もう1人の子ども(Yさん)は、初めから顔を出さずに指導に参加していました。また、それ自体は悪いことではないのですが、レスポンスが少しゆっくりめだったり自分から話すことがなかったりという特徴を持っていました。
しかし、授業回数を重ねるごとに、自分の顔を見せてくれるようになり、画面の向こう側の笑顔が増え、そして自ら話してくれるようになっていったんです。
そのような変化が見られるようになったのは、彼女にとっての安心空間づくりを意識し、”待つコミュニケーション”を取ったからではないかと私は思っています。この経験から、安心空間づくりにおいて、子どものペースに合わせることの重要さを実感しました。
また、だんだんとYさんの話したいというWANTが見えたので、関わり方も工夫していきました。
ーどのように工夫していったのですか?
LFAでは、子どものDo,Think,Feel,Want(DTFW)を大切にしています。この場合も、YさんのDTFをそれぞれ細かく見ていくことで、どのような話したいWANTを持っているのかをより深く考えることをしました。
また、私は1人で2人の生徒を指導していたので「Yさんはどう思う?」という声かけを増やし、発言量についても気を配りました。
ーLFAの活動を通して、何か変化した気持ちはありますか?
LFAで関わった子どもたちは、本当に明るく接してくれる子どもが多く、純粋に「この子どもの笑顔を守りたい」という気持ちを持つようになりました。

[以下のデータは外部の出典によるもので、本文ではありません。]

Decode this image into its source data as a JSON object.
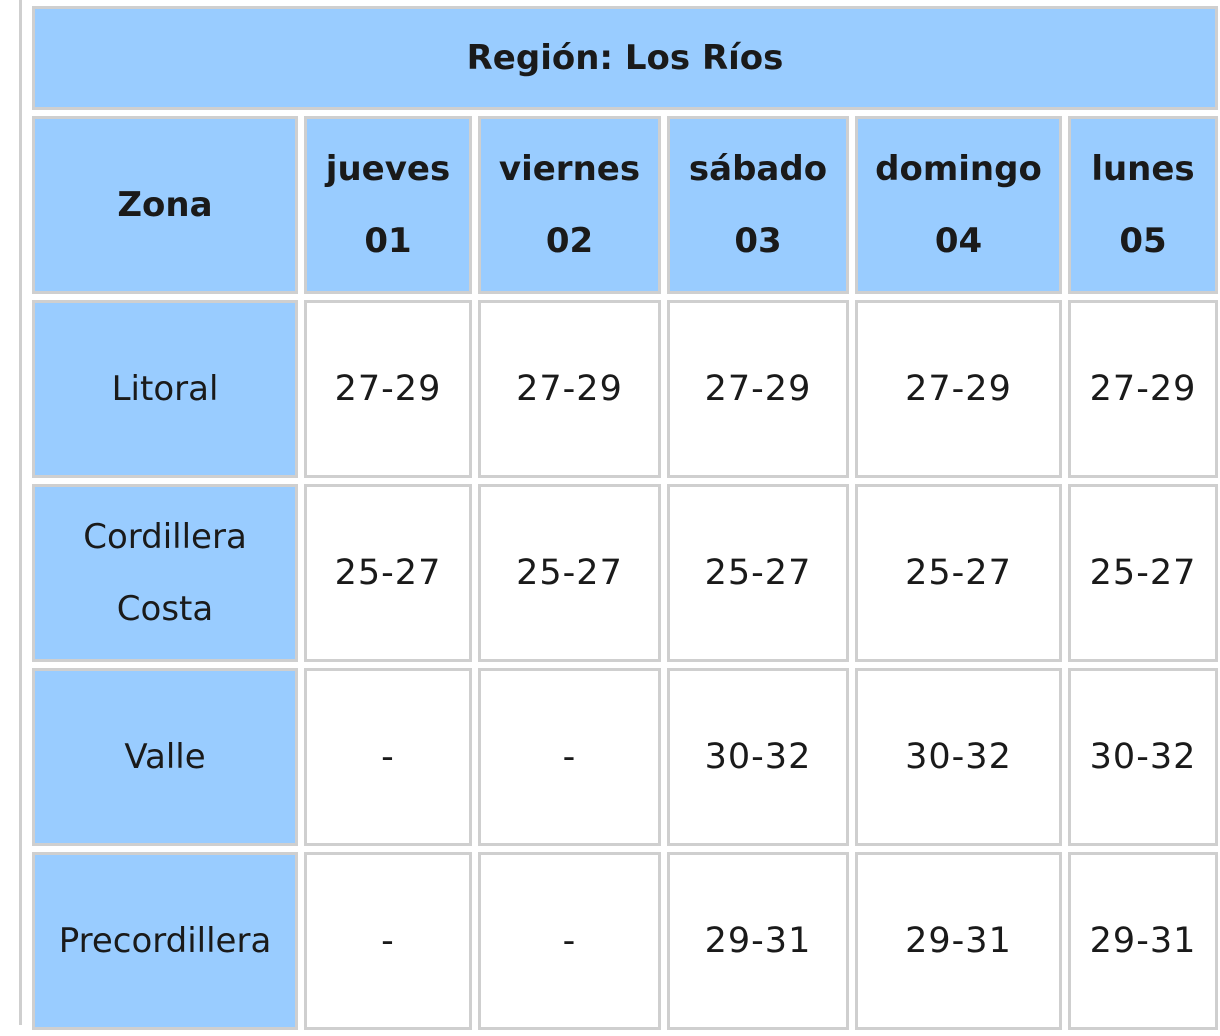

それと同時に、「格差を許せない」という気持ちも大きくなりましたね。
研修での”子どもの20年後を考える”というフレーズがあったのですがその時には「子どもの未来も守りたい」という気持ちも生まれました。
新たにしてくれたというか、LFAの活動に参加することで、元々持っていた「教育格差を解決していきたい」という想いを強くしてくれたと感じています。
ー最後に一言、お願いします!
日本は豊かな国だからこそ、相対的貧困という問題は見過ごされやすいものだと思っています。その中で、私のように相対的貧困を経験したということは、確かに悲観することもできますが、「私は他の人とは違った観点から子どもの支援ができる大人なんだ」と前向きにとらえる方が有益だなと思うにしました。
だからこそ、その当事者である経験を生かして、子どもたちに寄り添い、自分にしかできない方法で格差に苦しむ子どもを支援していきたいです。